Towards single molecule protein structures: ultrafast nanoscale x-ray scattering(£2.3 M from the Basic Technology Programme)One of the most significant current chemical problems is the in situ determination of the structure of large biologically important molecular assemblies, at the single molecule scale in order to correlate structure and function.
In a high profile, flagship project, awarded in the first round basic technology programme we are concentrating on the determination of ‘molecular shape’ by using the scattering of ultra-short pulses (10 fs) of soft (1-30 nm) x-ray pulses, to determine the shape of single large molecules in non-crystalline different environments, as isolated molecules and ultimately in water.

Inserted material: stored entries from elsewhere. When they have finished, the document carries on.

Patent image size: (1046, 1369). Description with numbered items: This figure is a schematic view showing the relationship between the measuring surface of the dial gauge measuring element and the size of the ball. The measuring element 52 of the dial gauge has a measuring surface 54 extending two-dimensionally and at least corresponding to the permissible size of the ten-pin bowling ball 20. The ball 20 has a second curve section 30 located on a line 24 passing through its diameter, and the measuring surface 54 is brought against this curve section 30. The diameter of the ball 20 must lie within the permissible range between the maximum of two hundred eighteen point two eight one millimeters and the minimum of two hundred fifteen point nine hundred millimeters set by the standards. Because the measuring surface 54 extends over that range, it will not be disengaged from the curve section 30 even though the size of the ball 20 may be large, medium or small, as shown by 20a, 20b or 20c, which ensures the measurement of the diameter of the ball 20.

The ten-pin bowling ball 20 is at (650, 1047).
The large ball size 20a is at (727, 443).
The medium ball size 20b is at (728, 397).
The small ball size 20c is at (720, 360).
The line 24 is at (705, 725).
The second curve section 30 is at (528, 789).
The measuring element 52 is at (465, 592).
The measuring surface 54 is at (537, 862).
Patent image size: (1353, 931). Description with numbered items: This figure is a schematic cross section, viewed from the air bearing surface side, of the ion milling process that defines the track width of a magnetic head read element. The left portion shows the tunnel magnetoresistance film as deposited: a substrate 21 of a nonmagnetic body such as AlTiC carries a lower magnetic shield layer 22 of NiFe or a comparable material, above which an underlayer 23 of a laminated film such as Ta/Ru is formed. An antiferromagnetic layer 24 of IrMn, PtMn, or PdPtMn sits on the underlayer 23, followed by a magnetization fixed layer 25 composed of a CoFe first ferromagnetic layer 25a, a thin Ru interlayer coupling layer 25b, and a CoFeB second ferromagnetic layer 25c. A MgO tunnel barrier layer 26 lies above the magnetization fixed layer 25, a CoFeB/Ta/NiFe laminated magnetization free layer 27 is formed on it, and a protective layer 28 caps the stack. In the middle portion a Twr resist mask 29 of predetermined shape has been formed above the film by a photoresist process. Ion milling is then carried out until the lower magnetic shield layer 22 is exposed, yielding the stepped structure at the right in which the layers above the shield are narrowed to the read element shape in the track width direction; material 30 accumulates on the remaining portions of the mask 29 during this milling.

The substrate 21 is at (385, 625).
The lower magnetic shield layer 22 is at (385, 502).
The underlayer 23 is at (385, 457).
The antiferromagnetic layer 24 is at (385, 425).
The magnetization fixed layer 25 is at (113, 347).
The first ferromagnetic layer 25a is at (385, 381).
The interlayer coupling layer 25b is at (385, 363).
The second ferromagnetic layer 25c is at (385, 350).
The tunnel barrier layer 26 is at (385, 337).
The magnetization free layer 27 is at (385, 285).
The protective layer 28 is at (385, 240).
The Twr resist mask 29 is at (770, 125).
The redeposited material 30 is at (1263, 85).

The x-rays are produced using ultra-fast laser technology together with high harmonic generation (HHG). Currently producing 108 photons/s of coherent x-rays around 20 nm, which are focussed to a 10 mm spot using a tapered fibre capillary. The highest intensity available in the world from such a coherent tabletop system together with focussing that is unique. We have recorded scattering and diffraction from a self assembled layer of 200 nm latex beads and are proceeding to enhance the sensitivity of the system. Results from our system have led to a very significant improvement in the understanding of the HHG process in a capillary.
An electro-spray & nano-spray system is being built to enable the study of isolated molecules in controlled amounts of solvent. The ultra-short pulses mean that the scattering occurs before the molecules have been damaged. Having obtained molecular shape information of, for example, protein complexes, molecular dynamics simulations will then be used to relate information derived on molecular shape length to their atomic structure.
A fibre pump laser system is being developed in collaboration with the ORC providing a future path to a highly compact laboratory instrument for soft x-ray scattering and microscopy.